Il veut conduire les ténèbres vers une transformation de lumière.
Ainsi, le corps est un miracle, une victoire de la lumière, un instrument sacré.
Croire en la lumière, c'est la percevoir à travers le corps, c'est l'éveiller et la faire triompher.
La lumière dans le corps est active et créatrice.
Elle circule d'un corps à un autre au moyen des formes, des couleurs, des sons, des ondes, des vibrations.
Une simple pensée peut être porteuse de lumière ou de ténèbres.
En entrant dans un corps, elle conduit celui-ci vers ce qu'elle est.
Plus le corps devient un instrument des ténèbres, plus il va vers la mort.
Plus il s'emplit de lumière, plus il connaît la vie.
À un haut niveau de réalisation, la vie devient un état de conscience supérieur
qui se crée un corps subtil au sein du corps physique.
Ce nouveau corps ne peut être touché par la mort et par les ténèbres.
C'est le corps du Christ, le corps de Dieu.

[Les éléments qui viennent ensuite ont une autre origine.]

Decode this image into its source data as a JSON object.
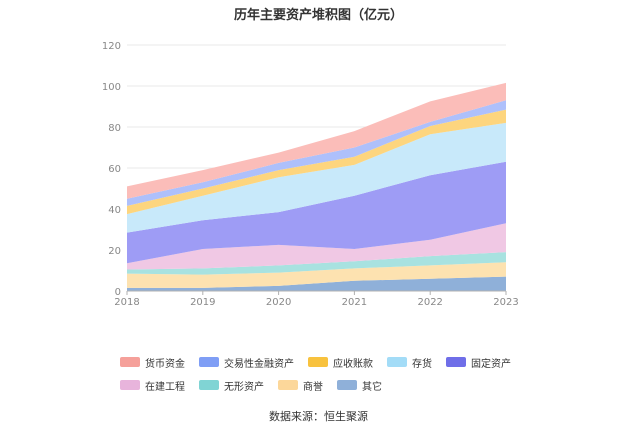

Dans son essence, la lumière est océan, elle est universelle.
En entrant dans un corps, elle se particularise, elle devient individuelle,
se charge de la pensée, des sentiments, de la vie du corps.
Ainsi se crée le moi qui habite le corps et se tisse sa destinée.
C'est une question de communion, d'échange conscient avec la lumière ou avec les ténèbres.
C'est cela qui détermine la vie.
Celui qui ne connaît pas les secrets de cette lumière ne peut que subir la vie et devenir passif.
Alors ce sont les ténèbres et la fatalité qui s'emparent de sa vie.
Celui qui connaît les secrets de la lumière, qui croit en elle,
éveille sa volonté, son intelligence et apprend à devenir créateur dans la lumière.
Celui-là prend sa vie en main.
Il s'élève vers les plus hautes idées et il les réalise dans sa vie à travers son moi et son corps.
Alors la lumière s'équilibre en lui et il devient un enfant de la lumière, un thérapeute, un fils de Dieu.
Un enfant de la lumière est un homme qui, ayant établi l'équilibre en lui,
équilibre naturellement tout ce qui est autour de lui.
Un ténébreux fait le contraire.
Il produit un grand déséquilibre autour de lui en harmonie avec sa vie intérieure.
Plus il introduit le trouble, le vertige, la destruction en lui,
plus il aura de pouvoir et de force dans le monde extérieur.
Jésus est venu pour les enfants de la lumière, pour ceux qui aspirent à trouver la plénitude,
le bien-être et le bonheur à l'intérieur d'eux.
C'est un chemin intérieur, individuel et collectif, universel.
Le message est simple.
Il faut être conscient de ce que l'on a, de son trésor.
Le corps et le moi qui l'habite sont un trésor.
Il faut en prendre soin et plus encore il faut les voir pour ce qu'ils sont.
Des instruments de la lumière.
Ils sont la lumière manifestée, devenue palpable.
Croire en cela, c'est éveiller la véritable foi,
celle qui se repose sur ce qui y est, sur ce que l'on a.
En développant cela, on peut devenir véritablement ce que l'on est, la lumière.
Alors les ténèbres n'ont plus aucune prise sur l'homme et sur ses corps subtils.